Hurum and his collaborators are claiming that conclusive evidence now exists, and that it overturns the orthodox position. Darwinius massilae is claimed to be an adapoid, but it is also linked to the haplorrhines – and by implication, to humans – on the basis that it lacks a “grooming claw” and a “tooth comb” of lower incisors and canines, two features that are characteristic of strepsirrhines. By implication, the adapoids are haplorrhines, not strepsirrhines; and thus they rather than the omamyoids could be ancestral to the later anthropoids, including humans.

My view is that this is certainly interesting, but it is hardly earth-shattering to the man in the street. Furthermore the evidence is hardly conclusive – the fact that Darwinius massilae lacks two features characteristic of strepsirrhines doesn’t automatically make it a haplorrhine.
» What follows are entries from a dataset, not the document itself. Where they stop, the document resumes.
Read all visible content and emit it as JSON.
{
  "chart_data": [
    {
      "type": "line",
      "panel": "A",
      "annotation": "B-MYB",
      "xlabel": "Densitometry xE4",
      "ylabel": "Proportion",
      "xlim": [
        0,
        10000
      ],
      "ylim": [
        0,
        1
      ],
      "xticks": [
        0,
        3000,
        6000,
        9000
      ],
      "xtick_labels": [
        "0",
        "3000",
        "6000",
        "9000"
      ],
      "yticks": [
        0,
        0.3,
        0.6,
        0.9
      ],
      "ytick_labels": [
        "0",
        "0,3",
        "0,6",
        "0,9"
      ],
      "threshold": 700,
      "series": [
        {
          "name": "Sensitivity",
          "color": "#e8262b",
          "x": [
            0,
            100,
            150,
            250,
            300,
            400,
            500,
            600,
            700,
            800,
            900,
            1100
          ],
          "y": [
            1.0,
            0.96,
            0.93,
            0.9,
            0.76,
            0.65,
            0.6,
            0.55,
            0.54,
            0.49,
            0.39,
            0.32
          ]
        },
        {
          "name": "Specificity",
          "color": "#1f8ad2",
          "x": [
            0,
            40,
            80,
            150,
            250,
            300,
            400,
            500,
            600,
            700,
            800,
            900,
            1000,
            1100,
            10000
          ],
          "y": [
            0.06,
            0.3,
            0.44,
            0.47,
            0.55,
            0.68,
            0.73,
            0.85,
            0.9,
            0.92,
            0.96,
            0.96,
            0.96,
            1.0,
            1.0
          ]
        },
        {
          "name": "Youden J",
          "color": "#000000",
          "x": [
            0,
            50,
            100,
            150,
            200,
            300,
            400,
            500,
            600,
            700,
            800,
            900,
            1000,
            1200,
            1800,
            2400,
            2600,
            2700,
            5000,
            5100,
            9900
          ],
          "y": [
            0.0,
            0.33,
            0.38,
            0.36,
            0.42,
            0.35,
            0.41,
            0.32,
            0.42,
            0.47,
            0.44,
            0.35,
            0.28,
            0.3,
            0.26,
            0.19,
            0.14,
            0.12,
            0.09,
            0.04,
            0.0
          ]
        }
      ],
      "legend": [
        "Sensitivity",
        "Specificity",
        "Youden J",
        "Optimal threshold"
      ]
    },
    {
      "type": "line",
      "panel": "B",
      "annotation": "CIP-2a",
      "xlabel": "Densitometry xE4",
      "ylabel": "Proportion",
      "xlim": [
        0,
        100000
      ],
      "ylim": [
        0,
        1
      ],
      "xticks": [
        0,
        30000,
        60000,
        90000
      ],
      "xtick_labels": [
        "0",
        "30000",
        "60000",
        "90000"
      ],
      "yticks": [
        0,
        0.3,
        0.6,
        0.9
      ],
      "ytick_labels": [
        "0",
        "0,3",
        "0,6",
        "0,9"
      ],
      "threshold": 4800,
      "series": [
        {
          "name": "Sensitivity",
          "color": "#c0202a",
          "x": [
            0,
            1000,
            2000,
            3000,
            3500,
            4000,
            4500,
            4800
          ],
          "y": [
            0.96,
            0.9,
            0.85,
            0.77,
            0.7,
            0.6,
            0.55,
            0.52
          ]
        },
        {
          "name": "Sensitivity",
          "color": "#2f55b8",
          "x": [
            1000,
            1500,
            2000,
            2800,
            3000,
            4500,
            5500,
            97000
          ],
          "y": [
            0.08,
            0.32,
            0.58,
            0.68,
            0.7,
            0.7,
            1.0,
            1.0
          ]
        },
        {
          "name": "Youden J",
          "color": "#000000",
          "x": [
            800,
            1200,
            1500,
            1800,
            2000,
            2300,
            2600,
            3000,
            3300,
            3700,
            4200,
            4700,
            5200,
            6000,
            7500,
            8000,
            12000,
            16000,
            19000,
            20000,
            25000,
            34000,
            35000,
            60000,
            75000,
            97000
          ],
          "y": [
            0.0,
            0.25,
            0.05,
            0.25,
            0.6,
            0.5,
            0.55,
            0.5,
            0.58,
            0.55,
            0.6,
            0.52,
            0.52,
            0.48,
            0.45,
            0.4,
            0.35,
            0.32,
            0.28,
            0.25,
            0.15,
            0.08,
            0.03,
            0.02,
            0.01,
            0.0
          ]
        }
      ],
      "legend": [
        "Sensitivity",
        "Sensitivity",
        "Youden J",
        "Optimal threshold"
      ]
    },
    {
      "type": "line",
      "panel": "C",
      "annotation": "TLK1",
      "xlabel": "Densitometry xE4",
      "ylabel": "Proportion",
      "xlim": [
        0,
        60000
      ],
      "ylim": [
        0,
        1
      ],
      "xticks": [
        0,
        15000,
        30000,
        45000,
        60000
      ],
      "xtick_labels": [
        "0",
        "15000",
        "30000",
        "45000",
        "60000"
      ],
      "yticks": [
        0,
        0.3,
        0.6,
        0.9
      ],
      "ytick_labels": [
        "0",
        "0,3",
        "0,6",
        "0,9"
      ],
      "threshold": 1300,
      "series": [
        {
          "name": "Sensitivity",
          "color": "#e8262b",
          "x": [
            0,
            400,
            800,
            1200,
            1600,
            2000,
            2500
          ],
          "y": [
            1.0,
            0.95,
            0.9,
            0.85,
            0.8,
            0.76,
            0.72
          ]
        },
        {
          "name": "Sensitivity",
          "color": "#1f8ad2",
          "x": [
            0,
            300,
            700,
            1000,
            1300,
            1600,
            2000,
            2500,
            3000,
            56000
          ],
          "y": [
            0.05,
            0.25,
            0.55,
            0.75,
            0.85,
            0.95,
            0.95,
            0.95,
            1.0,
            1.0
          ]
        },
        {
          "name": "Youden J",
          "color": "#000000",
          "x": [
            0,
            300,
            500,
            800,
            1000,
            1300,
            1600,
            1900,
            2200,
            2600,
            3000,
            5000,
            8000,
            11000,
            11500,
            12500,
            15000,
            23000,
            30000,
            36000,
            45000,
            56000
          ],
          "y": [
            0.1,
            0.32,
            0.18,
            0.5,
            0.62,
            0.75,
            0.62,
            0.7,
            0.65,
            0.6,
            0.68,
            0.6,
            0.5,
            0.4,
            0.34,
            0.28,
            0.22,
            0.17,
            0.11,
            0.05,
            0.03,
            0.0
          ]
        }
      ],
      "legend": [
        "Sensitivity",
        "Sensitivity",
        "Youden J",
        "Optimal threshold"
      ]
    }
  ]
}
In short, “Ida” is a spectacular fossil of considerable interest to palaeontology, but she has been massively oversold. She is not another Lucy, Homo floresiensis, Taung Child or Turkana boy. This kind of hype is just “bad science” – once the hoo-hah has died down, people will say “what was all that about”, with the worry that discoveries of considerably greater significance could be ignored by the general public in the future. This has happened in the past. In 1973, the long-period comet Kohoutek was hyped as “the comet of the century”. Comets are notoriously unpredictable and in the event, Kohoutek failed to live up to public expectation, though it was observed from the Skylab space station – the first comet ever to be observed from space. Less than three years later though, a genuinely great comet did appear, Comet West. But the media, having got its fingers burned once, ignored it and as a result, very few people saw it.

Reference:

Jens L. Franzen, Philip D. Gingerich, Jorg Habersetzer, Jørn H. Hurum, Wighart von Koenigswald, B. Holly Smith (2009): Complete Primate Skeleton from the Middle Eocene of Messel in Germany: Morphology and Paleobiology, PLoS One.